Ich würde ihn nicht zur Pflicht machen ABER gleichzeitig die Unterstützung (bei Hacks) für Accounts ohne Authentificator einfach einstellen.

Wer sich effizient schützen will hat hier eine gute Möglichkeit, wem der Schutz seines Accounts diese 7.- nicht wert ist... brauch hinterher nicht Jammern, so einfach is das


----------



## Tweetycat280 (29. Januar 2010)

Ich frag mich eh das Teil kostet 7 € also ungefähr 9,80 USD bei 11,5 Mille Spielern machen die wenn jeder einen hat 115 Mille USD abzüglich Herstellungskosten u Versand sind sie bei 100 Mille USD aber dann sparen sie an Personalkosten bzw Überstunden für gehackte Accounts hmm noch mehr gewinn.

Selbst wenn sie das Teil uns für umsonst geben würden sie glaube ich immernoch Gewinn machen die 15 Mille sind schnell wieder drin.
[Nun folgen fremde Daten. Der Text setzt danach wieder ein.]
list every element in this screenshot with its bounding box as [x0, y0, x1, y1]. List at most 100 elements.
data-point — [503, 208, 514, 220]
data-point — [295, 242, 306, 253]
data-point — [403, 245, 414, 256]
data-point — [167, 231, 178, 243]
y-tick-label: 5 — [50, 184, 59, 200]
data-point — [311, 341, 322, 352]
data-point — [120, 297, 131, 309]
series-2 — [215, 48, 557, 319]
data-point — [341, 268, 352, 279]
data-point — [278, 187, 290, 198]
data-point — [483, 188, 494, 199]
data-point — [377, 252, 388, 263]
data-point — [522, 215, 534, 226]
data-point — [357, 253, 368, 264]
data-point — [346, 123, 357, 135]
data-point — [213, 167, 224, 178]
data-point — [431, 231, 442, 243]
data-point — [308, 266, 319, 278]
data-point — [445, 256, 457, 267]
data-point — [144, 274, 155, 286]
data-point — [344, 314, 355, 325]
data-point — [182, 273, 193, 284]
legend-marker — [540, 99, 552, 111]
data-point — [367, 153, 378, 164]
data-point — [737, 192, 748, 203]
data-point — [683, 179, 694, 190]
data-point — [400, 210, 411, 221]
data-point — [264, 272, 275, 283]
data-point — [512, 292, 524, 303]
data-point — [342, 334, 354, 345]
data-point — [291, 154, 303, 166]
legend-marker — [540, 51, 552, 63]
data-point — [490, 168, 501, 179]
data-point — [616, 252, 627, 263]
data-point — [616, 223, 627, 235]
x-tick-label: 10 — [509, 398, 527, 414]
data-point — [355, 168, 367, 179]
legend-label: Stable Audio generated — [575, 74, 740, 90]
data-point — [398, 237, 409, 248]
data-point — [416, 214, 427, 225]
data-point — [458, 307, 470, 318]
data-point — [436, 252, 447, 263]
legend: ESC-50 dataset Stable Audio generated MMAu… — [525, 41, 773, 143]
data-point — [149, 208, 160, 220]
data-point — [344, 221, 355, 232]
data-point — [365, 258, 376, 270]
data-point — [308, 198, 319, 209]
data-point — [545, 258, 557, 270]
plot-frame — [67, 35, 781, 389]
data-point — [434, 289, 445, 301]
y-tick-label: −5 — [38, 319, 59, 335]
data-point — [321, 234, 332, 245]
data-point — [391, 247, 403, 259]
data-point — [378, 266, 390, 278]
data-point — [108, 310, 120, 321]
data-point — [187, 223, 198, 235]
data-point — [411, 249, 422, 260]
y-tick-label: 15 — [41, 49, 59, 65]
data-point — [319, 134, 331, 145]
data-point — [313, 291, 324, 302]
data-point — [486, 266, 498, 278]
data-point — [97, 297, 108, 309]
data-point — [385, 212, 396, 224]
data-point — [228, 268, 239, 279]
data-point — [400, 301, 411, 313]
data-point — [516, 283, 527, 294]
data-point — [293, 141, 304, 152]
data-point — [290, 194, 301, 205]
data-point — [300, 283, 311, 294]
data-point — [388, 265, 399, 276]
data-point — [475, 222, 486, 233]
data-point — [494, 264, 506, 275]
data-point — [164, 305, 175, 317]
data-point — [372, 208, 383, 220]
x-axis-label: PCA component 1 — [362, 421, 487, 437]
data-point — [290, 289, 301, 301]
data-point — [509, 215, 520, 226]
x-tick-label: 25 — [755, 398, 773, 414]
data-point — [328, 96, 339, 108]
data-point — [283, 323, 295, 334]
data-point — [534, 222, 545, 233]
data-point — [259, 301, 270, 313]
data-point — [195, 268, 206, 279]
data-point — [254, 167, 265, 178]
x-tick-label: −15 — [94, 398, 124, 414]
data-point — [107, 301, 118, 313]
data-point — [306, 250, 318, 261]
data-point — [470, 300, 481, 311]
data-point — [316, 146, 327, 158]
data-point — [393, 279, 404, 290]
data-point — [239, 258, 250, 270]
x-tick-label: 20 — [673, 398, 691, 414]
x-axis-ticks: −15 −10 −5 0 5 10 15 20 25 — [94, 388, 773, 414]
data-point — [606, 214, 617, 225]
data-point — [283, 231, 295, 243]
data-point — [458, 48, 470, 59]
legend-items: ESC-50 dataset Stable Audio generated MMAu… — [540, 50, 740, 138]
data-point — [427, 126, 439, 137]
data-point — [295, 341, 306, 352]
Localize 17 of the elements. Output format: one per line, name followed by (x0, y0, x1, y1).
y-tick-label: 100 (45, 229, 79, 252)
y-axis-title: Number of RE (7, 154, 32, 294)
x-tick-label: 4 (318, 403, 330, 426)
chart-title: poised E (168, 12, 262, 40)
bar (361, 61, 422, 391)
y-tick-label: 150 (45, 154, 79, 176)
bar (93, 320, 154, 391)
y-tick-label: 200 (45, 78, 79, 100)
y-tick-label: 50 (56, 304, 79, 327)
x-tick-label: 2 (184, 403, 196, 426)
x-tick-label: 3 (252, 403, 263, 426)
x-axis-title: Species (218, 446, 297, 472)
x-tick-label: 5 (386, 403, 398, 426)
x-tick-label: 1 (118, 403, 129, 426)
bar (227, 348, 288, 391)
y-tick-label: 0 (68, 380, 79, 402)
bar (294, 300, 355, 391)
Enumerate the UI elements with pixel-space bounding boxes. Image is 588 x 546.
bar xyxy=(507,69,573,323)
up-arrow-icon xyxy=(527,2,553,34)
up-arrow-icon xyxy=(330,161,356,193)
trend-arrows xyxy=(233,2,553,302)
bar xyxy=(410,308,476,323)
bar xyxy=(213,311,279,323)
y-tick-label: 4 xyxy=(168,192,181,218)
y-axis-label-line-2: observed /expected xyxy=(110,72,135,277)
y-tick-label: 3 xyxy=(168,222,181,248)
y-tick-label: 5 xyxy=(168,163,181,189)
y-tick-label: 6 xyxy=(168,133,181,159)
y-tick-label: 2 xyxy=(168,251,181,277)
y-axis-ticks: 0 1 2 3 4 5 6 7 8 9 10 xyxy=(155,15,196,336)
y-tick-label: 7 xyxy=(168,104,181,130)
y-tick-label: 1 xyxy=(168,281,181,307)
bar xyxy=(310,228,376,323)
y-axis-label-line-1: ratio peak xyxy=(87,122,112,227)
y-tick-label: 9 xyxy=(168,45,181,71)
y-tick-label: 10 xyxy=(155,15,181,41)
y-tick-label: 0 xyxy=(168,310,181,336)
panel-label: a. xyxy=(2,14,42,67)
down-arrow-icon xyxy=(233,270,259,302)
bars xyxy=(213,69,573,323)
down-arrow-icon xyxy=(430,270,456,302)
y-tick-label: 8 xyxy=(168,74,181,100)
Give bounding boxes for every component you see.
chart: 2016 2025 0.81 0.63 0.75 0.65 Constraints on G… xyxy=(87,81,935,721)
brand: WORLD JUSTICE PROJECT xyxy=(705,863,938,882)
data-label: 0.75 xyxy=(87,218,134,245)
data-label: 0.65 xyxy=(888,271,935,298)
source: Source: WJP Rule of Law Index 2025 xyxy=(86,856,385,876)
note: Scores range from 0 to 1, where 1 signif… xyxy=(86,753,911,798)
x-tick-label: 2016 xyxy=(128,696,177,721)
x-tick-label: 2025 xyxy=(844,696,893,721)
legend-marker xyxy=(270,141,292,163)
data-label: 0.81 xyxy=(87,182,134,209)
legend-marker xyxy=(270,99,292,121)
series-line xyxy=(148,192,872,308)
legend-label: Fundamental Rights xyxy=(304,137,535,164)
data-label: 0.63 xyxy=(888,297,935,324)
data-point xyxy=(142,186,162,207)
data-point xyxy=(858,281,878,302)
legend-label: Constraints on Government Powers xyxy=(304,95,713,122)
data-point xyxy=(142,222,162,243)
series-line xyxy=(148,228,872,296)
Denn ich will nicht wissen wieviel es Betriebswirtschaftlich kostet einen Account wieder herzustellen inklusive Items, Gold etc 20-30 Dollar bestimmt


----------



## Schustrij (29. Januar 2010)

Versace83 schrieb:


> 1. Licht ist nicht, bin Hordler
> 
> 
> Dieser Inhalt steht nur eingeloggten Mitgliedern zur Verfügung.
> ...



Wie die leute immer nur ans geld denken !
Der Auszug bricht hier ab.